Steve Jobs's NeXT computer was a glorious failure. When he was forced out of Apple in 1985 he set out to build a computer with the power of a workstation but the usability of a Macintosh. His target market was education and the business model did not depend on the economies of scale of mass manufacturing.

A NeXT computer

Photograph by John Miranda.
This photograph is from http://www.johnmirandaphoto.com/next.htm,
which has an excellent description of the NeXT computer.

Many of the technical concepts were influenced by the several visits that he paid to Carnegie Mellon in 1985 and 1986. When my family and I moved to Pittsburgh we lived for a few weeks in a large house that belonged to Carnegie Mellon. For some of that time, Jobs was also living there. Later I was the first member of the NeXT advisory board, but his main contacts were with members of the Computer Science department. From them he was persuaded to use Carnegie Mellon's new Unix kernel (known as Mach), and to include a digital signal processor, which made the NeXT computer particularly suitable for applications such as speech recognition.

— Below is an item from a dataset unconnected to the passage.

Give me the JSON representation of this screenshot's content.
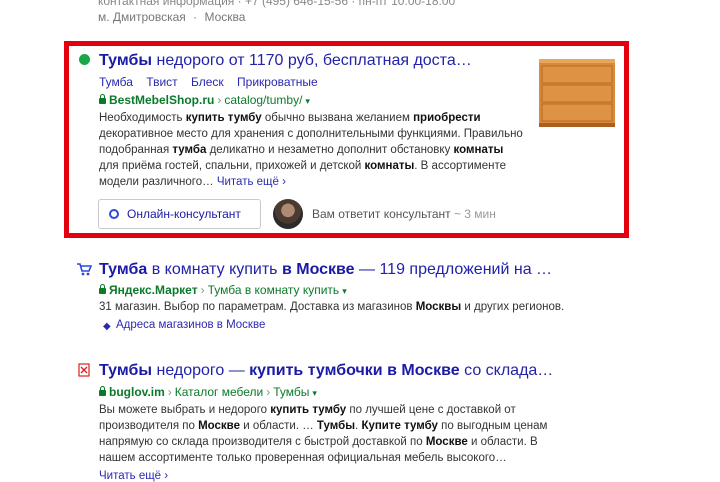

Technically the NeXT computer was a powerful Unix workstation with a large bit-mapped screen, but it was full of features that were characteristic of Job's creativity. It was packaged as an elegant black cube, with few cables visible. When I first visited NeXT in Palo Alto, much of the time was spent in showing off the audio quality and color animations, which were far beyond other machines of the time. Unfortunately, the NeXT machine suffered from another of Job's characteristics. It was very late. He would tell you, "It's worth waiting for", but the market did not agree.

Many features of the NeXT computer are now standard but its importance lies in the software. Jobs eventually returned to Apple and the software came with him. Today's Mac OS X is a direct successor to the NeXT operating system. The Interface Builder used to program iPhones and iPads is a descendant of tools built at NeXT to overcome the difficulties that developers had faced in writing programs for the early Macintosh.